Just la fin du monde
Ça commence comme un film de Stéphane Brizé ou le début de „Leila’s Brothers“ de Saeed Roustayi qu’on aurait (re)filmé avec un iPhone – une émeute de syndicalistes tourne au vinaigre, qui s’en prennent au patron d’une entreprise jusqu’à ce que les CRS débarquent. Plus vénère que les autres, Michal (Guillaume Canet) tabasse un CRS et finit assigné à domicile, un bracelet électronique autour de sa cheville lui rappelant que sa liberté est fort conditionnelle.
Son ex, Élise (Laetitia Dotsch) en a marre de ses simagrées de syndicaliste, qui l’empêche de s’occuper comme il faut de leur fille Selma (Patience Munchenbach) là où lui n’arrête pas de s’en prendre aux friqués de ce monde, dont le frère d’Élise devient, par synecdoque, la cible incessante de sa mauvaise bile. Depuis que Selma se retrouve dans un internat bobo, les choses empirent pour la jeune fille timide – devenue la risée des autres internées parce que circulent des vidéos de son père le montrant métamorphosé par la colère en brute sanguine, elle se défend par la violence.
C’est alors qu’elle est chez son père, qui ne s’intéresse guère à l’actualité quand elle n’est pas syndicaliste, que la nouvelle de pluies acides à l’autre bout du monde la mettent en alerte – ces pluies auraient fait des ravages parmi les animaux, inaptes à trouver refuge. Là où Selma est concernée – par le sort de la planète en général, mais aussi par un danger peut-être plus proche qu’on ne veut le croire, Michal n’éprouve qu’agacement face au ton catastrophiste des médias.

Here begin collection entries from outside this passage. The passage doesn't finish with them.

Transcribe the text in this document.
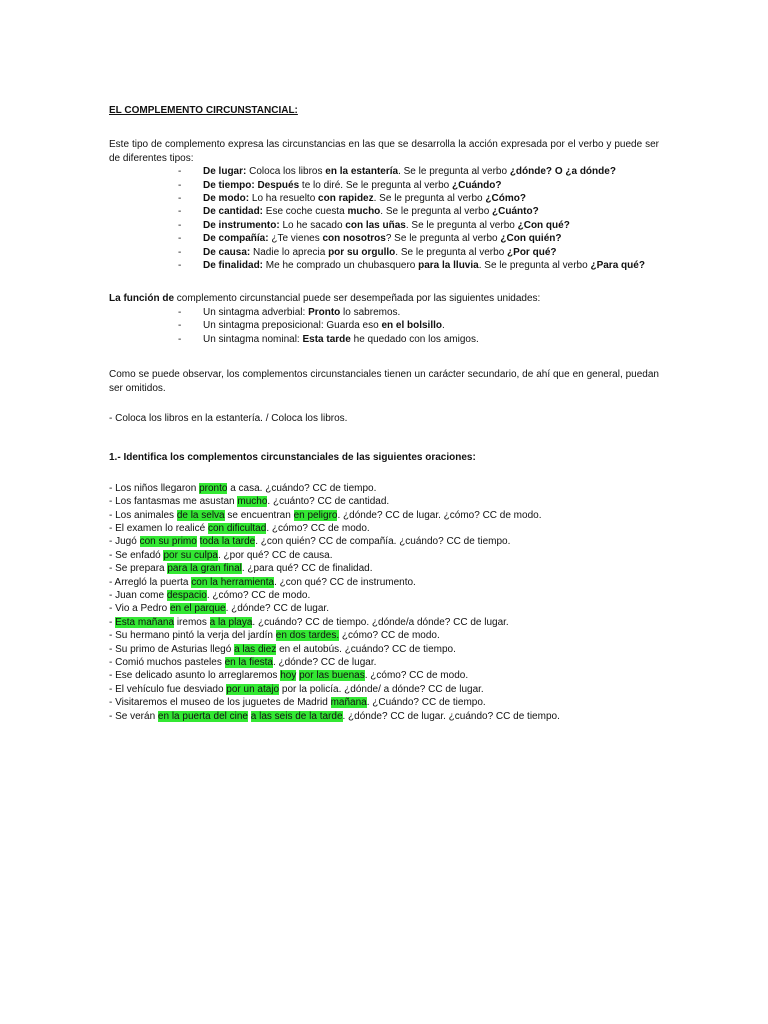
EL COMPLEMENTO CIRCUNSTANCIAL:

Este tipo de complemento expresa las circunstancias en las que se desarrolla la acción expresada por el verbo y puede ser de diferentes tipos:

- De lugar: Coloca los libros en la estantería. Se le pregunta al verbo ¿dónde? O ¿a dónde?
- De tiempo: Después te lo diré. Se le pregunta al verbo ¿Cuándo?
- De modo: Lo ha resuelto con rapidez. Se le pregunta al verbo ¿Cómo?
- De cantidad: Ese coche cuesta mucho. Se le pregunta al verbo ¿Cuánto?
- De instrumento: Lo he sacado con las uñas. Se le pregunta al verbo ¿Con qué?
- De compañía: ¿Te vienes con nosotros? Se le pregunta al verbo ¿Con quién?
- De causa: Nadie lo aprecia por su orgullo. Se le pregunta al verbo ¿Por qué?
- De finalidad: Me he comprado un chubasquero para la lluvia. Se le pregunta al verbo ¿Para qué?

La función de complemento circunstancial puede ser desempeñada por las siguientes unidades:

- Un sintagma adverbial: Pronto lo sabremos.
- Un sintagma preposicional: Guarda eso en el bolsillo.
- Un sintagma nominal: Esta tarde he quedado con los amigos.

Como se puede observar, los complementos circunstanciales tienen un carácter secundario, de ahí que en general, puedan ser omitidos.

- Coloca los libros en la estantería. / Coloca los libros.

1.- Identifica los complementos circunstanciales de las siguientes oraciones:

- Los niños llegaron pronto a casa. ¿cuándo? CC de tiempo.

- Los fantasmas me asustan mucho. ¿cuánto? CC de cantidad.

- Los animales de la selva se encuentran en peligro. ¿dónde? CC de lugar. ¿cómo? CC de modo.

- El examen lo realicé con dificultad. ¿cómo? CC de modo.

- Jugó con su primo toda la tarde. ¿con quién? CC de compañía. ¿cuándo? CC de tiempo.

- Se enfadó por su culpa. ¿por qué? CC de causa.

- Se prepara para la gran final. ¿para qué? CC de finalidad.

- Arregló la puerta con la herramienta. ¿con qué? CC de instrumento.

- Juan come despacio. ¿cómo? CC de modo.

- Vio a Pedro en el parque. ¿dónde? CC de lugar.

- Esta mañana iremos a la playa. ¿cuándo? CC de tiempo. ¿dónde/a dónde? CC de lugar.

- Su hermano pintó la verja del jardín en dos tardes. ¿cómo? CC de modo.

- Su primo de Asturias llegó a las diez en el autobús. ¿cuándo? CC de tiempo.

- Comió muchos pasteles en la fiesta. ¿dónde? CC de lugar.

- Ese delicado asunto lo arreglaremos hoy por las buenas. ¿cómo? CC de modo.

- El vehículo fue desviado por un atajo por la policía. ¿dónde/ a dónde? CC de lugar.

- Visitaremos el museo de los juguetes de Madrid mañana. ¿Cuándo? CC de tiempo.

- Se verán en la puerta del cine a las seis de la tarde. ¿dónde? CC de lugar. ¿cuándo? CC de tiempo.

Evidemment, un peu comme pour la Covid, dont il était clair, une fois qu’on voyait les images de ce qui se passait en Chine, que ce serait une question de semaines jusqu’à ce que le virus débarque en Europe, ces pluies acides s’abattront bientôt sur la France, forçant la famille clivée à se recomposer et permettant à Just Philippot de délaisser ce qui s’annonçait comme un énième film français syndicaliste pour raconter une fable écologique sur fond de film catastrophe.
Un cinéma hybride
Cette année, le cinéma français des sélections périphériques est hybride: là où Thomas Cailley mêlait, dans son „Règne animal“ qui avait ouvert la sélection „Un certain regard“ mercredi dernier, un coming of age au récit fantastique dans une approche qui n’était pas sans rappeler „Wolfkin“ de Jacques Molitor, Just Philippot transforme, dans „Acide“, un drame familial divisée par le politique à du survival horror où il ne s’agit pas de fuir des zombies ou une épidémie, mais la nature elle-même, qui s’est retournée contre l’homme (même si un tel tour de phrase est quelque peu biaisé: c’est l’homme qui est lui-même responsable de l’acidité de la pluie qui s’abat sur lui).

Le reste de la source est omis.